Abstract

On Aug 10, the UK's National Institute for Health and Clinical Excellence (NICE) published its first menu of new indicators for the Quality and Outcomes Framework (QOF). The QOF, a voluntary pay-for-performance scheme designed to reward UK general medical practices for provision of high-quality care, started in April, 2004. Incentives are paid on achievement of points for clinical indicators, practice organisation, and patient experience, and are devised to challenge practices to improve. Although a voluntary scheme, the QOF provides roughly 15% of practice income and consequently most practices participate. At £1·76 billion over budget in its first 3 years, critics have said that incentives are too easy to achieve. Furthermore, the question of whether a focus on process and crude data collection rather than individualised care improves patient outcomes is yet to be answered. Concerns have been expressed that the system encourages overtreatment, is abused through exception reporting, and creates inequalities rather than tackling them. Of greater concern is that care has not improved in areas not included in the QOF, eg, some aspects of diabetes care. Increased transparency of how indicators are set was called for in the Darzi report, in June, 2008. Until now, both negotiation of changes to QOF and assessment of evidence have been done by the QOF expert panel.
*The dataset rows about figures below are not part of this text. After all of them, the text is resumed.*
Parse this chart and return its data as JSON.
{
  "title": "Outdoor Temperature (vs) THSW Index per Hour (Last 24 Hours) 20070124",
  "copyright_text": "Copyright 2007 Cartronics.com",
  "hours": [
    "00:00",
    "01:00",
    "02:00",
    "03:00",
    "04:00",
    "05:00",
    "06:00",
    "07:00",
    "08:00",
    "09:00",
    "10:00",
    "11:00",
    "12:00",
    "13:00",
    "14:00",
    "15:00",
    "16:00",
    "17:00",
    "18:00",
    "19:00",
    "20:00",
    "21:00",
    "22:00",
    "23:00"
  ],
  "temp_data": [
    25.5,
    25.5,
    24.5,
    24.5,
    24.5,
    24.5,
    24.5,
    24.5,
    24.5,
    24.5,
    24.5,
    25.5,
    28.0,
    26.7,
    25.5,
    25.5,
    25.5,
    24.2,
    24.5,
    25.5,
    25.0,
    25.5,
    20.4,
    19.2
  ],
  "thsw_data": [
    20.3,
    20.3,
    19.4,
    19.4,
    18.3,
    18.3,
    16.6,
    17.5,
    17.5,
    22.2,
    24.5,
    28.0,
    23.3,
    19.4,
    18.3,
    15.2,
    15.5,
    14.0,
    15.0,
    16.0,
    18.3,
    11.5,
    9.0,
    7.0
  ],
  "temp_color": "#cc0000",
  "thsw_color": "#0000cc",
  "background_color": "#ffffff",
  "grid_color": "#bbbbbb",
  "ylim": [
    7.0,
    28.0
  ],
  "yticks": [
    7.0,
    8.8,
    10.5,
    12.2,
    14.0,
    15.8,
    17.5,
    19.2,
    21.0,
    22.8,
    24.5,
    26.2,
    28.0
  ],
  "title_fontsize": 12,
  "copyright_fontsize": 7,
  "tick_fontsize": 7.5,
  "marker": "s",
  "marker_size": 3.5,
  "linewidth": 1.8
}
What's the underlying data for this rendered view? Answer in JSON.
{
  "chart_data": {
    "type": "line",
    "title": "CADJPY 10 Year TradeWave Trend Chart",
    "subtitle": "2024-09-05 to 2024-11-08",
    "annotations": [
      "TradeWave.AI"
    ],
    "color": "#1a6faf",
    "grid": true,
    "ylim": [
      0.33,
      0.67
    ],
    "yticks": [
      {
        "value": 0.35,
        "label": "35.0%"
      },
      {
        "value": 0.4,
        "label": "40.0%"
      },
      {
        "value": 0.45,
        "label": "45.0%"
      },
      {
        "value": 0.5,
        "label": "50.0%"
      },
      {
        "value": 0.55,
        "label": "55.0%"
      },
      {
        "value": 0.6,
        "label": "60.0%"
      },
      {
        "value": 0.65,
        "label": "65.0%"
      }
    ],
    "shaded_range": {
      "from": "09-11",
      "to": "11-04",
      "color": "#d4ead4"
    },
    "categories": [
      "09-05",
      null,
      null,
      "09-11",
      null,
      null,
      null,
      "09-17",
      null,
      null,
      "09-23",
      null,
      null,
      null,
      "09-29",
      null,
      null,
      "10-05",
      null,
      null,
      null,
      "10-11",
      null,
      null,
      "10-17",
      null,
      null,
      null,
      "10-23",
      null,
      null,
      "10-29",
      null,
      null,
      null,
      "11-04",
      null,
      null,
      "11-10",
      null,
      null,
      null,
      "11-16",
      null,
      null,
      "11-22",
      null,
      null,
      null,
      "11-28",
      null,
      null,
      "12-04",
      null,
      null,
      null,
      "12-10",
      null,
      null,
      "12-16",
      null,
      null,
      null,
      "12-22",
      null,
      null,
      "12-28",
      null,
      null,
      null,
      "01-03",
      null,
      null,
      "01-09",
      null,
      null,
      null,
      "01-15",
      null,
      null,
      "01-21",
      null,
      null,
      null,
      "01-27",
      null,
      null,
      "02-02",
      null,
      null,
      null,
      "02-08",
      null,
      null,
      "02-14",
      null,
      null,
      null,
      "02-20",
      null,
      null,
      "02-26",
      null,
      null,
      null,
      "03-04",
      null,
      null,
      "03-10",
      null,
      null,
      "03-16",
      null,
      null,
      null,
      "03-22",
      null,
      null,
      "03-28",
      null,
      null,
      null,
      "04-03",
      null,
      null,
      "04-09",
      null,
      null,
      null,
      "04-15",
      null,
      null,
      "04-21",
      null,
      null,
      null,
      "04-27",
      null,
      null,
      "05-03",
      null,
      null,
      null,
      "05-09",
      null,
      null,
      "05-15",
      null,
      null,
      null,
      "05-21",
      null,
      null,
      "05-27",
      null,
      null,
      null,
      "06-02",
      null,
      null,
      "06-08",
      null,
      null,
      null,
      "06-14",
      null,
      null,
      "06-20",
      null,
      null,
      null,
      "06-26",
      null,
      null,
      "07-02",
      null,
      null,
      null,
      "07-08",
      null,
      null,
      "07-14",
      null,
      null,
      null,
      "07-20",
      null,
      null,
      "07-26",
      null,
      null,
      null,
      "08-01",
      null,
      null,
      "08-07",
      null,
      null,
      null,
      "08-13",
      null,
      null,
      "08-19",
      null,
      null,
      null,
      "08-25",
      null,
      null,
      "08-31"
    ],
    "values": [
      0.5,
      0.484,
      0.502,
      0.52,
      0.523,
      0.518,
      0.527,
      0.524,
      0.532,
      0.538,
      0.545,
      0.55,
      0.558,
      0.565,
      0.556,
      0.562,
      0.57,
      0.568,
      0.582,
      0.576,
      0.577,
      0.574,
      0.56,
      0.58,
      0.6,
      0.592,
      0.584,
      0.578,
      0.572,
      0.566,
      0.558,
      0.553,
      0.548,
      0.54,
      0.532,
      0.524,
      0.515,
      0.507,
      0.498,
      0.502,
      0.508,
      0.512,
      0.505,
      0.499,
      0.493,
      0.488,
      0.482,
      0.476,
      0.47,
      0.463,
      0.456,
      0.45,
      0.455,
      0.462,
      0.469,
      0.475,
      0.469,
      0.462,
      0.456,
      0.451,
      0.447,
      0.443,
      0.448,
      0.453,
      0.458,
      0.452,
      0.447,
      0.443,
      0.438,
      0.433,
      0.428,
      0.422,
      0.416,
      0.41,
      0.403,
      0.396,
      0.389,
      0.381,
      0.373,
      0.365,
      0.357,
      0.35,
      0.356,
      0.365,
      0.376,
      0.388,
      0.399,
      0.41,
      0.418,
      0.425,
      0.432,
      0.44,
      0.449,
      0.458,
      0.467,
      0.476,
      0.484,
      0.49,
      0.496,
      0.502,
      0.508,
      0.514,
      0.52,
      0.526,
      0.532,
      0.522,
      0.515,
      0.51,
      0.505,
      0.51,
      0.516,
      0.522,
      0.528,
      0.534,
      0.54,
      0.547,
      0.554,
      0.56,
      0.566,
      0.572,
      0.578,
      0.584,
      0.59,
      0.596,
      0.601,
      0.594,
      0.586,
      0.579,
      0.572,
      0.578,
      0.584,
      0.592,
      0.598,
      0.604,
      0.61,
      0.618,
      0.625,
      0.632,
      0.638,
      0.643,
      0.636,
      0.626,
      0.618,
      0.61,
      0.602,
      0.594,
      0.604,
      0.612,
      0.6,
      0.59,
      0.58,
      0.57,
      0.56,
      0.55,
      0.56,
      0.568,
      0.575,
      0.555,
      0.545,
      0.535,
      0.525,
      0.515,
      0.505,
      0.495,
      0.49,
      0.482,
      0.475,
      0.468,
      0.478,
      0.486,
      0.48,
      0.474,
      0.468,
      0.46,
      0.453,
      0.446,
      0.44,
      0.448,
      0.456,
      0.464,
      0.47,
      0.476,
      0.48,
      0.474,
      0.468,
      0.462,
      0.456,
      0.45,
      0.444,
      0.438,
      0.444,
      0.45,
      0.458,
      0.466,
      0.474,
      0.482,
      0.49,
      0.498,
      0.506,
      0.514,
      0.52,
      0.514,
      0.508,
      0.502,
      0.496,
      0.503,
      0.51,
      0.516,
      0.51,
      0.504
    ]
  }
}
Moreover, payments have not been weighted to anticipated health benefits from achievement of indicators. NICE, who took over management of review and development of indicators in April, 2009, is expected to ensure that the process is evidence-based, has more local flexibility, and swing the focus towards patient outcomes and cost-effectiveness. Tougher targets are also expected, which could affect practice income. The role of NICE is to provide evidence-based recommendations, but their participation is also a step to wring more value for money out of a system that is presently costing the NHS £1 billion per year and is yet to prove it can strengthen general practice. General practitioners will need to show that, irrespective of incentives for surrogate endpoints, they can deliver better evidence-based care to improve patient outcomes.